Provinces begin heeding message for realistic data
Gap in reported output between Beijing's tally and the regions' combined contribution is narrowing, reflecting a shift from focus on big numbers
The gap in reported economic output between China's provinces and national statistics narrowed for the first time in six years as Communist Party leaders vowed to reduce the focus on growth in evaluating local officials.
The combined nominal economic output of the 31 provinces expanded about 9.2 per cent to 62.9 trillion yuan (HK$80 trillion) last year, according to data reported by local governments since December. That exceeded the national figure by 6.06 trillion yuan, or 10.7 per cent, after an 11 per cent margin in 2012.
The data suggests regional officials are heeding directives from President Xi Jinping and his team to shift their attention toward more sustainable expansion, including reducing debt and pollution. Still, the excess of the provincial total over the national figure remains more than the size of Indonesia's economy, pointing to the room for further improvements.
"Regional authorities are showing more realistic data," said Dariusz Kowalczyk, senior economist and strategist at Credit Agricole CIB. The numbers "may reflect the change in emphasis in assessment of regional authorities away from growth towards other factors, which reduced the incentive for them to inflate the numbers."
It is the first time since 2007 that the combined provincial figures have shown a slower nominal growth rate than the central government's data. Last year's 9.2 per cent expansion compares with 9.5 per cent for the central government's figures, as reported by the National Bureau of Statistics, while the 10.6 per cent increase in provincial output in 2012 exceeded the 9.8 per cent seen in the bureau's numbers.
The last time regional growth was slower than national figures, the mainland's inflation-adjusted expansion subsequently slowed to 9.6 per cent in 2008 from 14.2 per cent in 2007.
The statistics bureau said last month that the mainland's economy grew 7.7 per cent last year on an inflation-adjusted basis, the same pace as in 2012.
The disparity between the combined provincial figures and the national number has been due partly to double counting of items and the statistics bureau was trying to correct the issue, Ma Jiantang, head of the agency, said in 2012.
One possible explanation for the narrowing disparity is that the quality of the provincial growth data improved in the eyes of the NBS, which usually adjusts the regional data to compile the figures for the mainland as a whole, said Louis Kuijs, chief China economist at Royal Bank of Scotland Group in Hong Kong.
This could have been the case if incentives for provinces to inflate or exaggerate their numbers had weakened, said Kuijs.

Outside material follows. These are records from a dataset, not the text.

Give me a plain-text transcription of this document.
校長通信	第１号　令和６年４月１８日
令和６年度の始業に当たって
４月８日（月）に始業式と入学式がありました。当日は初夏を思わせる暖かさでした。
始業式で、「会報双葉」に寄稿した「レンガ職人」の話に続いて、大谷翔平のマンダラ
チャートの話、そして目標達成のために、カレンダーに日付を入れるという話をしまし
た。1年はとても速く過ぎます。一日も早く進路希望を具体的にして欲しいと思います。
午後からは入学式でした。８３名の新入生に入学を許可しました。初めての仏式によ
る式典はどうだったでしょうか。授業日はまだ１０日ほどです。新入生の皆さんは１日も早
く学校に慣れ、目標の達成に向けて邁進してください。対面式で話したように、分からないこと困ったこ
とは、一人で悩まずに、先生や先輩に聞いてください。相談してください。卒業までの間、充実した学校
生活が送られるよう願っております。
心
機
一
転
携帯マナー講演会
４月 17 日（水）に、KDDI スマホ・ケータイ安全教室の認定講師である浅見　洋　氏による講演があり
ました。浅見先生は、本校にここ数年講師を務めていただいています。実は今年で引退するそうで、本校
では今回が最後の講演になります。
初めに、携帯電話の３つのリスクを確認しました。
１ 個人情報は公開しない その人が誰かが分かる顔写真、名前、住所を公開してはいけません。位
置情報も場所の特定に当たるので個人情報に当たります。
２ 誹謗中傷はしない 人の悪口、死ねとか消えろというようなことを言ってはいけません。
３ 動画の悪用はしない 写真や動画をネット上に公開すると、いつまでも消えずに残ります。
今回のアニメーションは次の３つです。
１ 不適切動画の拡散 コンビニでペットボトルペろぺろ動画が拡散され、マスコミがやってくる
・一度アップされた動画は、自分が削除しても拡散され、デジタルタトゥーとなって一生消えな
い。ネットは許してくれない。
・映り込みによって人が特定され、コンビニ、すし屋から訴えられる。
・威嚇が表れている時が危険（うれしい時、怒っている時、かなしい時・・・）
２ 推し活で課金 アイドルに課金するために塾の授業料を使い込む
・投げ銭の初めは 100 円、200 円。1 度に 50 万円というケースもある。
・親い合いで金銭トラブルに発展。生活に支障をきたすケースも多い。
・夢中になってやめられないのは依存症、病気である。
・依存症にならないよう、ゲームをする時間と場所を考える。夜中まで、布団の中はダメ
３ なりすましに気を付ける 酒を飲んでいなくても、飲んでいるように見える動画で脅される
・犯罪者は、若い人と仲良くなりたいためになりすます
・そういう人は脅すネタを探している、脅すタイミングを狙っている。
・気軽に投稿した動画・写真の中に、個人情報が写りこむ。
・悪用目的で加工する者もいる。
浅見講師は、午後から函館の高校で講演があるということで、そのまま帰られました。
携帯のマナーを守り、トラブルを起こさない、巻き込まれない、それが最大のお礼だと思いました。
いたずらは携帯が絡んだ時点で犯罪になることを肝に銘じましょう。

Mainland leaders are trying to change a system where growth was traditionally viewed as the quickest path to promotion. Local-government borrowing will used as an "important indicator" for regional officials' performance reviews and people should be punished for decisions that "result in huge losses to the country", waste resources or cause ecological damage, Xinhua reported in December.
The government targeted 7.5 per cent growth in real GDP last year and normally provides the current year's goal at the annual meeting of the National People's Congress, which begins on March 5.
About two-thirds of the provinces have already set real-GDP expansion targets for this year that are lower than 2013's goals, based on reports compiled by Bloomberg.
While almost all provinces reported real growth rates at or above the national 7.7 per cent figure, almost half indicated nominal growth below the mainland's 9.5 per cent rate. Expansion ranged as low as 4 per cent in Shanxi province, which reported a 9 per cent increase in real output.
Ding Shuang, senior China economist at Citigroup in Hong Kong, said he visited several cities last year including Changsha, the capital of Hunan province, where the economy appeared to be slowing more sharply than the mainland as a whole. Yet it's possible that the mainland figures include activity in services and internet industries that may not show up in local data, he said.
The statistics bureau has "better methodology to calculate" data on internet services, for example, said Ding. "These kinds of economic activity are becoming more and more important."